Just to put the storage issues in perspective, a minute of HD video is about 120mb. Moby Dick is 1.2 mb in plain text. So for every one minute of video, you could store all of Moby Dick 100 times.
I like Moby as an artist, but I really don’t want to read about his dick 100 times.
PeerTube! Check out TILvids for a good example.
Videos take up a lot of storage space and require some serious hardware specs to properly serve to users, no matter how much computer science wizardry you use to compress them and reduce their load.
It also becomes far more difficult to moderate and monetize such content. I bring up monetization because it is a damn necessity to keep a platform like this running. No amount of donations, voluntary moderator hours, FOSS packages or copyleft pipe dreams are going to pay for the financial and personnel costs of a large video site.
Many competitors to YouTube have popped up and failed like VidMe, Dailymotion, Break, Blip, Vimeo, Bitchute, Storyfire and oh so many others.

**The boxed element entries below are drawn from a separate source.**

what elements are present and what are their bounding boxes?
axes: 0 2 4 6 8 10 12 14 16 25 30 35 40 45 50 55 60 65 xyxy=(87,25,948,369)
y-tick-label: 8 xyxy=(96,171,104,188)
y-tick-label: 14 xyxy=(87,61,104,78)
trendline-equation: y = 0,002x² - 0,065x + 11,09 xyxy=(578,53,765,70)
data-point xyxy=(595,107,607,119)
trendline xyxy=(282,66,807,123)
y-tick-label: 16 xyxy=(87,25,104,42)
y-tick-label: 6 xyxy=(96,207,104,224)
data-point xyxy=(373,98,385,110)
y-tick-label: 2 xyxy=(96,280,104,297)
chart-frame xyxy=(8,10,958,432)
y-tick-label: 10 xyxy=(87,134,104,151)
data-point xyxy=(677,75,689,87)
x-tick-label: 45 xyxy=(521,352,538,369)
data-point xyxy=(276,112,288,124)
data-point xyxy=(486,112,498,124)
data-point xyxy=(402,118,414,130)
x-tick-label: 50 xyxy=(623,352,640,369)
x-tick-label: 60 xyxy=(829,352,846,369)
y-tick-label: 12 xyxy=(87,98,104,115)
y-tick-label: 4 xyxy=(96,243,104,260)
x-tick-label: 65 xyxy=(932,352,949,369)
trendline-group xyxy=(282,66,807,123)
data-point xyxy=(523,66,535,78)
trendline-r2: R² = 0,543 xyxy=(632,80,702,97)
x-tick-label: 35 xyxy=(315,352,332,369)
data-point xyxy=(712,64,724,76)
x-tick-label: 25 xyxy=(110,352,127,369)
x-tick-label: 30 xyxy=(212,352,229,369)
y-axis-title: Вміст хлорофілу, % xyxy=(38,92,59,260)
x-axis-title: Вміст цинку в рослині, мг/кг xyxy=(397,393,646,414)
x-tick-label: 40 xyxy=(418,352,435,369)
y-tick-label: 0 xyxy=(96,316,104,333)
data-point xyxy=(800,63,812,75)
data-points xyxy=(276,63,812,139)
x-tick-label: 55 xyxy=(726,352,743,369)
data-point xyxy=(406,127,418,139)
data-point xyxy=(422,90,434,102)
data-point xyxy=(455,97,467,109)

The only one that has even managed to compete with YouTube came from a massive Chinese state sponsored tech firm (TikTok.)
And before you mention Rumble, they’re pandering to a very specific niche of controversial right-wingers who have been largely deplatformed from mainstream social media. If it weren’t for Donald Trump and Andrew Tate, they would’ve shut down years ago. Kick meanwhile is basically being bankrolled by a crypto slot machine website and is only attracting streamers because of how badly Twitch have enshittified their platform.
YouTube basically killed all of the original video sharing sites because it was so convenient. The cost of setting up and running such a site is astronomical.
To answer the “why not” part of that question, copying from one of my previous comments:
There’s an enormous amount of content uploaded to YouTube, as much as 30,000 hours of video uploaded per hour. That’s around 1PB per hour assuming most videos are uploaded in 1080p.
I wasn’t able to find an official source for what YouTube’s total data storage is, but this estimate puts it at 10 EB or 10,000,000,000 GB of video.
On Amazon AWS that would cost $3 Billion per month to store. The actual cost to Google is probably much lower because of economy of scale and because it is run by and optimized for them, but it is still a colossal figure. They offset the cost with ads, data collection, and premium subscription, but I would imagine running YouTube is still a net loss for Google.
Gotta maintain that monopoly
Not that it makes much of a difference, but storing 10 EB on AWS S3 is more like 300 million USD a month. With some tiering options you can reduce that a bit further, but still it’s a huge number. Following your link you seem to have used FSx Lustre for calculation, not S3.
That calculation may also take into account upload and download bandwidth. And I know there are like 100 different cloud products in the AWS console. I don’t know much about high scale performance tuning but I bet dozens of those AWS services would be involved in something like youtube.
If only we could crowdfund billions per month for a video site run by the community for the community!
I believe they call that taxes.
Peer to peer seems like a good idea to cope with the ridiculous amount of data used for videos. Hopefully this gets more popular over time!
It’s not peer to peer though. It’s similar to Lemmy and Mastodon where someone hosts an instance and serves video from that. Except with video it gets very expensive, so I don’t think server admins want to see a migration happen.
A peer to peer solution would actually be cheaper for everyone involved.
Does it have a payment model built into it?
Seems like infrastructure cost is a central problem of video hosting, so features to distribute that cost load among users would be must-have for any video service not bankrolled by a huge corp.
Yeah, if you had users storing the videos locally and a P2P streaming system you could reduce the cost, but I don’t think you can implement something like that through a browser.
Technically it’s possible, popcorntime worked (or works, I don’t know the current state of it) similarly. It would not work properly on mobile though, p2p is very demanding on poor little device.
Yeah, people would accept running a P2P client on their main computer, but a phone has limited resources where running a P2P server has real costs (in battery, metered bandwidth, etc).
Maybe it could work like podcasts in the olden days where your subscriptions get predownloaded when possible, but it’s way too many steps compared to YouTube.